On Saturday my boyfriend and a bunch of his friends went camping, and on a whim I decided to go too, girly clothes and all. Billy
and I drove up to meet them, picking up Dan
on the way. We got to the campsite just after the entrance closed, and when we tried to sneak in by lifting the gate we were promptly accosted by a man so bitter and uptight, the guys nicknamed him "Sargeant Fuckwad". I think he owned the place, which partially explained his attitude. I mean, if you lived in a campground/trailer park all year, you might be full of rage too. You might take every chance you get to go on a long power trip. You might get off on threatening college kids with tough-guy lines like "If you can't follow my rules, then get the fuck out of my park." (Note: the rule we broke was driving faster than 15 km/hr.) You might also say things like: "Do you want to drive back to London? No? Then follow me, and GODDAMMIT, DRIVE SLOW THIS TIME." (He was so dead serious when he said this that I cracked up laughing in the backseat. Luckily he didn't hear me, or we might have had to get the fuck out of his park.) You might also drive a golf cart like it was a hummer (i.e. with a lot of machismo) except instead of actually driving it, you might coast on fumes just to piss off the college kids who are trying to drive in an actual car behind you. Then again, you might be a decent human being.
When we finally caught up to our friends on the beach, it was like stumbling into a scene from a summer movie. They were all drinking around a campfire, along with a few strangers
they had met who looked like they were straight out of That Seventies Show. The guitarist's name was Marty, I think, and he was hilariously drunk, yet still managed to play the hell out of an acoustic. His hippie friends
played the bongos. There was also a girl wearing clothes that looked homemade and probably smelled of patchouli. The whole thing was a lot of fun and a little surreal. I wish they had stayed longer, but not long after we got there they disappeared into the pitch black. I almost think they were wandering ghosts, or time travellers.

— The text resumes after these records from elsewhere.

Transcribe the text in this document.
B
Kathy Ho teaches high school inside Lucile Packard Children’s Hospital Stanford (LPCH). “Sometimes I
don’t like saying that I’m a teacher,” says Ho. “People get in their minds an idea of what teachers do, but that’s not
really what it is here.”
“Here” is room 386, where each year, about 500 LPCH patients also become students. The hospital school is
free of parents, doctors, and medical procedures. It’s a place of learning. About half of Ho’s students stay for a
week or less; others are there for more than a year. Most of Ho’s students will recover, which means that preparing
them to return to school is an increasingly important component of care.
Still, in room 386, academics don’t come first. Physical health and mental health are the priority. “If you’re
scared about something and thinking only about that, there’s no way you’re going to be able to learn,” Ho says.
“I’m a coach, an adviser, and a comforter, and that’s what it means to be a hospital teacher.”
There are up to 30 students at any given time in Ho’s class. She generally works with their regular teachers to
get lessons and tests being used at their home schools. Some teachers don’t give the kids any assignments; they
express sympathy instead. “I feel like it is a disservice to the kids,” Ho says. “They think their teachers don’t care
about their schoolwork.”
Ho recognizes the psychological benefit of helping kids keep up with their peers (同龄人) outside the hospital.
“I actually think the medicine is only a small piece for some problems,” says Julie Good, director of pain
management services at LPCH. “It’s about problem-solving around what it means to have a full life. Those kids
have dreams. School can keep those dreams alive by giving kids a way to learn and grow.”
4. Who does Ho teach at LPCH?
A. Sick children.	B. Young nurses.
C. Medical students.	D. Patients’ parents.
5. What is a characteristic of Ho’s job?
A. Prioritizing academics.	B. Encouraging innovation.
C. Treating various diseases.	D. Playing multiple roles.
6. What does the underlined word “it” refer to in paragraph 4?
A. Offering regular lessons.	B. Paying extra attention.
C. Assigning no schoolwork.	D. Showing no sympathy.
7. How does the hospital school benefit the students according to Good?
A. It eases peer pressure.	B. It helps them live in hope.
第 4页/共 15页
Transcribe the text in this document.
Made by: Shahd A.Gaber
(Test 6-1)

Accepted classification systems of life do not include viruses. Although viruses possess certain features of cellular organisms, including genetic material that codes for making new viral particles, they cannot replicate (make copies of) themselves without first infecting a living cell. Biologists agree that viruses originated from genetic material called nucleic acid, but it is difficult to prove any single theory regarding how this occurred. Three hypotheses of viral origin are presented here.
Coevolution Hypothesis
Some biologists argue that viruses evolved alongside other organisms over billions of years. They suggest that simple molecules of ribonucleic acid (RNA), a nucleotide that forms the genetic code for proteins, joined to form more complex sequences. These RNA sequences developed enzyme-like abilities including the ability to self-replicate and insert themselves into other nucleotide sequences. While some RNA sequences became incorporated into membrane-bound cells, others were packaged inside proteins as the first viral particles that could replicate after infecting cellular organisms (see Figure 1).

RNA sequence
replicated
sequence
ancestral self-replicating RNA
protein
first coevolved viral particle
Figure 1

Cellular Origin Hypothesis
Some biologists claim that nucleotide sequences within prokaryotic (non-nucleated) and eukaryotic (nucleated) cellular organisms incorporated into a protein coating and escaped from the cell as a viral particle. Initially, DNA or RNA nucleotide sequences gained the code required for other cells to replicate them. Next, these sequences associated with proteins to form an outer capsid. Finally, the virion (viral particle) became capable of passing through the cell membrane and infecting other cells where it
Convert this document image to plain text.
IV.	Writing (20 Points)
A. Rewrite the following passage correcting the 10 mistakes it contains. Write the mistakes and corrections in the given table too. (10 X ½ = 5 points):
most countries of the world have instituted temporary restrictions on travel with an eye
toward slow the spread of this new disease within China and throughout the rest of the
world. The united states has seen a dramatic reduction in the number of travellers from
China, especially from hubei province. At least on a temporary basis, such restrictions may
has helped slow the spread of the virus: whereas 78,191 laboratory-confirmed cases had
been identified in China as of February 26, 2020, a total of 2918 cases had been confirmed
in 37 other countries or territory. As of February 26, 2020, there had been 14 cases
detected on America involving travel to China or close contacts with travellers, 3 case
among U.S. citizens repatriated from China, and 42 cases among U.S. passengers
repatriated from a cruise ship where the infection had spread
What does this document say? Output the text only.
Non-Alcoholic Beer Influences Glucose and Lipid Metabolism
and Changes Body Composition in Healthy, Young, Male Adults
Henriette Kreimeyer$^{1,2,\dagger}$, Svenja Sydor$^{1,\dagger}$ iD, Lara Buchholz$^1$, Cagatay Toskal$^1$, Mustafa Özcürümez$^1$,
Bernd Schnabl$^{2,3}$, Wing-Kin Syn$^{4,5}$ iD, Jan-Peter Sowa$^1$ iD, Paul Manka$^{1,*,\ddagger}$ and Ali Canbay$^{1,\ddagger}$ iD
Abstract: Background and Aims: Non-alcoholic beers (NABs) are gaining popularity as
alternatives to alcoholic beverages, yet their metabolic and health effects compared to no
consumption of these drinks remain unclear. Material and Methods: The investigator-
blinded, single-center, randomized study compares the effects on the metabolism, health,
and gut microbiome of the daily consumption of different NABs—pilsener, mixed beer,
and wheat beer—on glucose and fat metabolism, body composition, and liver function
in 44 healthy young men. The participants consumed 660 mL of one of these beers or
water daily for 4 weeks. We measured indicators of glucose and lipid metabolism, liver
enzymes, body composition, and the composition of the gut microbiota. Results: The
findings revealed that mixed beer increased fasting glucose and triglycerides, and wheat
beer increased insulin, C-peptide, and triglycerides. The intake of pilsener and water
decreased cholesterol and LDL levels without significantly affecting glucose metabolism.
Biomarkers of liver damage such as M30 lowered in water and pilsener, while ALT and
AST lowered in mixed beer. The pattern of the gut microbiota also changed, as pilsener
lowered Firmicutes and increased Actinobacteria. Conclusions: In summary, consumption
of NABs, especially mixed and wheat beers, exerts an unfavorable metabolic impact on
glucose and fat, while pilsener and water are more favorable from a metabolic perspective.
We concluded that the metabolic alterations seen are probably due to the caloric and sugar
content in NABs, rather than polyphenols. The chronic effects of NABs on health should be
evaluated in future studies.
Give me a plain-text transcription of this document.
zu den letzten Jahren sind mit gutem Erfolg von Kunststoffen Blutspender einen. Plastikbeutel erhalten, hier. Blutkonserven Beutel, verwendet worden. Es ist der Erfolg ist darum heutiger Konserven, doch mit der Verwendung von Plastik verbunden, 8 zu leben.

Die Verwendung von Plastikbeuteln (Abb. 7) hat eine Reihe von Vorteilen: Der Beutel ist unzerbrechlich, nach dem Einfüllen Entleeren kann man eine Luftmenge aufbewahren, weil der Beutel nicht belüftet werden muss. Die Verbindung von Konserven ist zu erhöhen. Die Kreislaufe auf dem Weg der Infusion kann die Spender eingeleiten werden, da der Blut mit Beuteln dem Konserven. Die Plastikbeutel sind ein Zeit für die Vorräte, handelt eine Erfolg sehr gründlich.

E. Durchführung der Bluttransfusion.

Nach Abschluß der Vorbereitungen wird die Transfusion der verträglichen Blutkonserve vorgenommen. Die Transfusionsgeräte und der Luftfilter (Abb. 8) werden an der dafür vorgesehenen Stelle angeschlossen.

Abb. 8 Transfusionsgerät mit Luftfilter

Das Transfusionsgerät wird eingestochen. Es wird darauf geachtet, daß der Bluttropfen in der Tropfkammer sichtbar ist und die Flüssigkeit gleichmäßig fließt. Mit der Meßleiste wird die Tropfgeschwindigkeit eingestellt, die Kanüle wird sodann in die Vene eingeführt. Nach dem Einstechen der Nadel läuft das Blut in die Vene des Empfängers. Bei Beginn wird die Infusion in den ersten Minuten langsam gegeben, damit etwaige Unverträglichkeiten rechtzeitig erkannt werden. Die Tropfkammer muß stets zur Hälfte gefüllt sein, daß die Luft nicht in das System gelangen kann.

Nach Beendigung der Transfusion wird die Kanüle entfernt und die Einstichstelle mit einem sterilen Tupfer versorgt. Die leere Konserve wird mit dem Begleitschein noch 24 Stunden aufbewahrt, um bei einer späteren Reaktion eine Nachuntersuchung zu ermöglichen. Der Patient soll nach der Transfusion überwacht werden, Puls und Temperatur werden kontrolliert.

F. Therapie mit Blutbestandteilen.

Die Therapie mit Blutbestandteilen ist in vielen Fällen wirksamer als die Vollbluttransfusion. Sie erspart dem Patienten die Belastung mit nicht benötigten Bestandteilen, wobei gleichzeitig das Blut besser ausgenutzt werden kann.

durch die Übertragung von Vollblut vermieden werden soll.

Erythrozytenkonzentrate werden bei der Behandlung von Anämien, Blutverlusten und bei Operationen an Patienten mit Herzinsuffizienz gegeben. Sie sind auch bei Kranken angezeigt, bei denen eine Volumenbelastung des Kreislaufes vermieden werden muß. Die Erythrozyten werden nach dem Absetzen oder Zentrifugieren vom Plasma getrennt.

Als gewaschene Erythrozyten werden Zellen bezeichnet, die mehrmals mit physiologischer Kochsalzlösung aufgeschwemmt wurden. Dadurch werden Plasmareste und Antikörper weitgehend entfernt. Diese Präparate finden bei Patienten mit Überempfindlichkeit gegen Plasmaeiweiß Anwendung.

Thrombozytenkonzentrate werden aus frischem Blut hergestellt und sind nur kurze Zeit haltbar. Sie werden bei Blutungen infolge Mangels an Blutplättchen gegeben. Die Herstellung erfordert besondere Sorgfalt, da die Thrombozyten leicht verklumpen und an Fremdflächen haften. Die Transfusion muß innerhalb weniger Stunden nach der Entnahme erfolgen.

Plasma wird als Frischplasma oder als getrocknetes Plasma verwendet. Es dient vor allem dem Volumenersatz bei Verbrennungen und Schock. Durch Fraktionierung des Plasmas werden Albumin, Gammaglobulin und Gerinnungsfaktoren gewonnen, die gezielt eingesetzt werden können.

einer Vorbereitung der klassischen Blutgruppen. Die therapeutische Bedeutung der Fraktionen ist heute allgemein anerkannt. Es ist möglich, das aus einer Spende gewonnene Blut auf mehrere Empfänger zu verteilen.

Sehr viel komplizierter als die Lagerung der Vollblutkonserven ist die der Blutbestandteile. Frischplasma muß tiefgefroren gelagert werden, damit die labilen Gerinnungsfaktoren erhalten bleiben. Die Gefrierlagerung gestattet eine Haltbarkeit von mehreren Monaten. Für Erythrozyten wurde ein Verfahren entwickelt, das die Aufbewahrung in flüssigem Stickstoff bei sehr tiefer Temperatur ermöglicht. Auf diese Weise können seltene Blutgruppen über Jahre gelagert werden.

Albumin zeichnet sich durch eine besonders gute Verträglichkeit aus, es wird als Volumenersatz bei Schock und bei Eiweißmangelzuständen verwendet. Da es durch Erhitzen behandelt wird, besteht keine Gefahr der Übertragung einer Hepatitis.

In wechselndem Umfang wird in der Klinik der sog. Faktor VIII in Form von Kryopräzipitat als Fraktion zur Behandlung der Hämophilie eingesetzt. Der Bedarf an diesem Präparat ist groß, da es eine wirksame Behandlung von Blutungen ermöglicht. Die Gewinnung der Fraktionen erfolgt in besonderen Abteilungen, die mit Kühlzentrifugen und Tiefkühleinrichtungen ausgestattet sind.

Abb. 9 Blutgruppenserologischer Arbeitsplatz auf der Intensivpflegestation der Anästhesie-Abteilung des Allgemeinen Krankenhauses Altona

It was a perfect night, just cool enough to draw everyone in around the campfire
. We drank and talked
and laughed and drank more. I swilled white zinfandel straight from the bottle, but I almost didn't need it. The lake air was intoxicating, clear and tangy. I felt more alive than I have in a long time.
Then I got smashed. And smoked a little pot, which normally I would never do because the smell makes me sick and it's not really my thing anyway, but I was drunk on a beach with my friends and it seemed like a good idea at the time. I can't really explain my progression from sober to ridiculous, so here's a little photo sequence.
This is me making love to the bottle. David says I have a funny way of drinking; is he right?
As you can see, I've only had about half a bottle, maybe less, at this point, so I'm happy and fine and making perfect sense as I talk to Billy. I don't remember why he was pointing at me like that, though.
This is after Billy convinced me to "do weed" (sorry, inside joke, sort of). Everything became brighter and funnier and crazier. At this point, I think I was rambling on about a search light, which was really just the camera flash.
I was drunk, okay? And high, don't forget that either.
Awww, look, my boyfriend's helping me up. Don't be fooled by the shining display of chivalry, though. He was the one who took all the previous pictures, while I was begging him to stop
. And those are some pretty embarrassing pictures, too.
Oh, and while we're on the subject of embarrassment, here are some nonsensical things I apparently said while in my semi-delirious state:
- "I'm hungry. Can we go to the pizza place down the road?" (We were on a beach. In a campground. In the middle of nowhere. I don't know what I was thinking.)
- "My feet are bleeding, and the sharks in the water are going to smell the blood and come after me." (I was barefoot and walking on sharp rocks, but they weren't actually bleeding. Also, there obviously weren't any sharks in the lake.)
- "Home is a place where you keep your memories in boxes. What do you do if you move?" (Okay, I have a lot of issues when it comes to "home" and "family" and the like, because I moved out under very difficult circumstances. Now that you know that, can you make any sense of those two sentences? If so, leave a comment, because I'm completely confused by my own subconscious.)
I don't know how well I've expressed this, but it was a crazy, magical, once-in-a-lifetime kind of night, and I don't regret any of it. In the immortal words of Ferris Bueller: "Life moves pretty fast. If you don't stop and look around once in a while, you might miss it."
So, where were you while we were getting high?